—Viéndolo bien, somos la Atenas de por acá —se burla Jorge Ibargüengoitia de las aspiraciones culturales de los habitantes de Cuévano. La historia se arregla según la conveniencia de quien la relata. Los mismos atenienses contaban cómo vencieron a los bárbaros. Pero hay muchos indicios de que las cosas no son tan simples. Basta asomarse al ciclo troyano. La guerra inicia por la imperdonable falta de respeto que comete Paris: viola las reglas de la hospitalidad y seduce y rapta a la esposa de Menelao, el rey espartano y anfitrión de la conferencia entre pueblos a la que acudían los bárbaros troyanos. Basta seguir el relato de Homero: Menelao es un sujeto de malos modos, grosero y altanero; Paris, un joven bien ataviado, de maneras sofisticadas y palaciegas (Homero repite una fórmula mnemotécnica para Paris: “el de la hermosa figura”), dotado de palabra y capaz de componer música. ¿A quién iba a preferir Helena? No fue un secuestro: huyeron juntos y violaron todas las leyes tribales de la hospitalidad.
Parece que a Homero todavía le queda claro que los troyanos son mucho más civilizados; para empezar, viven en una ciudad amurallada e inexpugnable, tienen un rey no solo sabio sino distinguido y capaz de pronunciar el más conmovedor y humano de todos los parlamentos en la Ilíada. Los griegos, en cambio, aborrecen a su jefe, Agamenón, por sucio, abusivo y codicioso que, además, se solaza en los excesos. No hay comparación con el gran Príamo.
Pero los griegos ganan la guerra. Los menos civilizados, los más incultos, los salvajes, por astucia y engaño provocan el colapso de la gran Troya. La Ilíada es del siglo VIII a.C. El tiempo se encargó de borrar algunas evidencias palmarias y los mismos griegos acabaron convencidos de que ellos eran la civilización y los demás, bárbaros todos.
Cuatro siglos después, en la tragedia de Reso, atribuida a Eurípides, Héctor le reclama a Reso que no hubiera acudido a pelear contra los griegos: “Pero tú, aun siendo pariente nuestro y bárbaro, a nosotros los bárbaros has hecho cuanto está en tu mano para entregarnos a los griegos” (vv. 404-405). ¿Cuál es el problema? Que no hay pueblo que suponga ser la barbarie. Todos asumen ser la sociedad humana, la etnia elegida; todos creen ser la cultura y la civilización. Nadie se halla a sí mismo salvaje. Ni los chichimecas ni los mílites de Boko Haram.

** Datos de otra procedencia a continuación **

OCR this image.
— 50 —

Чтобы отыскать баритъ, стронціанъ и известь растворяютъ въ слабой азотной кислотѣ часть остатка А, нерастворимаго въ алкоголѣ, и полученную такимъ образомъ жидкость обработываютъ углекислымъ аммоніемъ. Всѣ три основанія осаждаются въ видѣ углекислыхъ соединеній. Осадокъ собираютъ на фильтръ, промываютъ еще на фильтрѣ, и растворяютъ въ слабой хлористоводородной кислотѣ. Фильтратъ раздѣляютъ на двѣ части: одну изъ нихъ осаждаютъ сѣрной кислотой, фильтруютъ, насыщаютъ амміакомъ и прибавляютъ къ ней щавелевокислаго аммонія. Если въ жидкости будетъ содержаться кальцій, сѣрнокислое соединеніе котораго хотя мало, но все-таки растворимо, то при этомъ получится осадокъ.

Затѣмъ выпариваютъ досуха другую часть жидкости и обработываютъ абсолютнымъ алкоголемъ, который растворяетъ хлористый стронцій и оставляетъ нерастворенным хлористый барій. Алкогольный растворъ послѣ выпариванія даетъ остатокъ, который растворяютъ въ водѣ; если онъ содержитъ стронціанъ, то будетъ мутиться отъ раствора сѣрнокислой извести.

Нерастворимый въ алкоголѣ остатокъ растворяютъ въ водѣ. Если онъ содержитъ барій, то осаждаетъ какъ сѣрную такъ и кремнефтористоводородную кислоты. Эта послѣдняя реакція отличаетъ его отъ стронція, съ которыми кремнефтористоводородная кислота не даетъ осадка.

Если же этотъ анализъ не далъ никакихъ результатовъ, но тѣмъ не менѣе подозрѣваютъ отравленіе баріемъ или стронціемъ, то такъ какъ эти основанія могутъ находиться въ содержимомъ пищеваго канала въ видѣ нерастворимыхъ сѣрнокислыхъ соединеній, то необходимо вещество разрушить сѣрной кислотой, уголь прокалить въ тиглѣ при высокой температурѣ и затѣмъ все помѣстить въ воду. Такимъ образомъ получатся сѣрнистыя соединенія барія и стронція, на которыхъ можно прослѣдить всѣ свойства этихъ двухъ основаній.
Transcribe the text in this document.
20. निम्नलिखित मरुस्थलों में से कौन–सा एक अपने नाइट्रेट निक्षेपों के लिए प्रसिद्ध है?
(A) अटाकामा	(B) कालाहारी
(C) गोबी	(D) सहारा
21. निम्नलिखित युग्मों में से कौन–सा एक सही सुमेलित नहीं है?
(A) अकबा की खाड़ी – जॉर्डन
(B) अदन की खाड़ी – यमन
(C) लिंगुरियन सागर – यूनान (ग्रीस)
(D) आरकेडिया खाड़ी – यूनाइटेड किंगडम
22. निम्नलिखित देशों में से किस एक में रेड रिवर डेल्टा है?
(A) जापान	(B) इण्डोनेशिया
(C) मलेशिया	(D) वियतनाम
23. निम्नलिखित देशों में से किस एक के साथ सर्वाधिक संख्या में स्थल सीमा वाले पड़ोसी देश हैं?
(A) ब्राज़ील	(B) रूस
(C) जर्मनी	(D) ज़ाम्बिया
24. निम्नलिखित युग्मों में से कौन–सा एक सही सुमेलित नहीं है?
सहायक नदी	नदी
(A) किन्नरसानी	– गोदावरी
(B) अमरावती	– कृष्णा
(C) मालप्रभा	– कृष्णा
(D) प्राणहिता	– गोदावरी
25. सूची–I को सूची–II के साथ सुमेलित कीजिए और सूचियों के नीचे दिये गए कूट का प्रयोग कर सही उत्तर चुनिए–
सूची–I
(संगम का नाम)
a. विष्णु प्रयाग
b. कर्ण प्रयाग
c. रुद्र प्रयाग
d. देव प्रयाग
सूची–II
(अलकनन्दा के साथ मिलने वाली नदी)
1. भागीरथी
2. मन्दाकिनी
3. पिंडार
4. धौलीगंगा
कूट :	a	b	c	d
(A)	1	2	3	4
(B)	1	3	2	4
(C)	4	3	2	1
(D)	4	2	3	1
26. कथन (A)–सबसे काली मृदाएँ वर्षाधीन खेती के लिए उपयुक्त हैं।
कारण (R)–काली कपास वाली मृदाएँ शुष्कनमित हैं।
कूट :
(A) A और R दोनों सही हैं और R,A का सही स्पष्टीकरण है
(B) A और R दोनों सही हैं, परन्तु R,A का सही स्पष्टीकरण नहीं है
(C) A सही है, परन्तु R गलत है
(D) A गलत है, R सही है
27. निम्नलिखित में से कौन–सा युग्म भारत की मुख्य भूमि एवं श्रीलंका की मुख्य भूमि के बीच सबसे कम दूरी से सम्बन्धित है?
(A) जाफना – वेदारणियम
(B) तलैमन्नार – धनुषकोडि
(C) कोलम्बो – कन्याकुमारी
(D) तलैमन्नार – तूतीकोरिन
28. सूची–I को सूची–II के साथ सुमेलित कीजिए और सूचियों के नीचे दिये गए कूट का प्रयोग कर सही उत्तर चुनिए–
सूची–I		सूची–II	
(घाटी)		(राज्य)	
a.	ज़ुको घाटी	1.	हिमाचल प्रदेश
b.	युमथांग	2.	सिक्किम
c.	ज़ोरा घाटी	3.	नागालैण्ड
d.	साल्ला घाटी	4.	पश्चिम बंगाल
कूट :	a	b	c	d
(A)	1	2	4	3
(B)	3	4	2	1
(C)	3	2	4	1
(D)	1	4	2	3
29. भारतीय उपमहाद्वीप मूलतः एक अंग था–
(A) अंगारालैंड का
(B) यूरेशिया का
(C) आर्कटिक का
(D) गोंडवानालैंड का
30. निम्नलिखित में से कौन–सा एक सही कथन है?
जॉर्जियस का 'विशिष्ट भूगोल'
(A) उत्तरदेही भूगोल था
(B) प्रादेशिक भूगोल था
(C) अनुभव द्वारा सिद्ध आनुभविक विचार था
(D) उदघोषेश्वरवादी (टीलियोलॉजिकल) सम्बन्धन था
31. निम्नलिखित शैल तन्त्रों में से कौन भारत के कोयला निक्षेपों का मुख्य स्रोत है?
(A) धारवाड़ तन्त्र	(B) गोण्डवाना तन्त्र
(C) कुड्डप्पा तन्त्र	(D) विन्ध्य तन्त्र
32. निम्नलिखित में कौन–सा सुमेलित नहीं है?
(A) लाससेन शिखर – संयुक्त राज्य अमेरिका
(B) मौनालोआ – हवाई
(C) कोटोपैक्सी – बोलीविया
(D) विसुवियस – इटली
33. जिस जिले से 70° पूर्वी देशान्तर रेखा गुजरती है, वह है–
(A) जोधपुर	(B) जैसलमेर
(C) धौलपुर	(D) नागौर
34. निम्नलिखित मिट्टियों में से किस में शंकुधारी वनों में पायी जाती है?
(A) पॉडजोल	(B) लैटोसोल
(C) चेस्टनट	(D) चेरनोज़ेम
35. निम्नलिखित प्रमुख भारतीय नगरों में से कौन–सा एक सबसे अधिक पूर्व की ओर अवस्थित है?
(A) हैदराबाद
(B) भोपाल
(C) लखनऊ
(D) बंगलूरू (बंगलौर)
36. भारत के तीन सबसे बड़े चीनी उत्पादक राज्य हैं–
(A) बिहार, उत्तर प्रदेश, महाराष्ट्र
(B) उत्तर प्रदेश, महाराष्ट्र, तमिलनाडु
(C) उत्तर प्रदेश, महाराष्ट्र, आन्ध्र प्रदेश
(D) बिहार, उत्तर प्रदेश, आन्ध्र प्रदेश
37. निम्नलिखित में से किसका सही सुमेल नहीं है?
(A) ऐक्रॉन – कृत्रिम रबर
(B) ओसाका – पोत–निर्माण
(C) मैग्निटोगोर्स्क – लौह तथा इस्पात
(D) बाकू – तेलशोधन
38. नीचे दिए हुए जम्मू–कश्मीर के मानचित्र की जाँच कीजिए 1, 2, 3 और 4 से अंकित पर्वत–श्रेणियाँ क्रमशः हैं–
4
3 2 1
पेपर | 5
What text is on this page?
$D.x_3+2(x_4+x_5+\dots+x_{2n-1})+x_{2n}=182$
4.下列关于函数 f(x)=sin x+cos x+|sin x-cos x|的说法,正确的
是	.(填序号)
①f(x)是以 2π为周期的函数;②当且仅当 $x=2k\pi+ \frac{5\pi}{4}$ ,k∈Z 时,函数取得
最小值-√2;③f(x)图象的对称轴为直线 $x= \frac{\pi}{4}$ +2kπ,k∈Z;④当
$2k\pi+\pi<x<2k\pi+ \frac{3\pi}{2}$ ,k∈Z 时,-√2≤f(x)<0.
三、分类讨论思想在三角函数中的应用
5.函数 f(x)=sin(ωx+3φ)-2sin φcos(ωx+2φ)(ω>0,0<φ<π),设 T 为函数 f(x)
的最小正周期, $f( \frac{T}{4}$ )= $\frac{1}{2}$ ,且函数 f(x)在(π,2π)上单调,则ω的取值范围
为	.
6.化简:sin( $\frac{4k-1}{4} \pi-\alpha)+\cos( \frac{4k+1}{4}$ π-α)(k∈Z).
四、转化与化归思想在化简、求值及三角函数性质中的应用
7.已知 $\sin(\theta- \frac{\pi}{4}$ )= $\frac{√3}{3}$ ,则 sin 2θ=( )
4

Pero sucede otra cosa: tras la derrota, una civilización venida a menos termina con una autopercepción escindida: la sensación constante de ser menos y el reclamo de tener una gran cultura porque en el pasado se tuvo una mayor civilización que la del vencedor. Grecia era mucho más bárbara que Troya.
La analogía es simple: si pensamos que, para 1776, fecha de la Independencia de Estados Unidos, en Nueva España ya había una larga tradición universitaria, autores de enorme calidad, vidas palaciegas, ciudades amuralladas, teatros y, en fin, una civilización, nada de raro tiene suponer al gringo como un bárbaro. Se vale, aunque sea ingenuo. Lo que no se vale es suponer que tenemos una gran cultura porque la hubo en el pasado. De Troya no queda sino lo que contaron los griegos.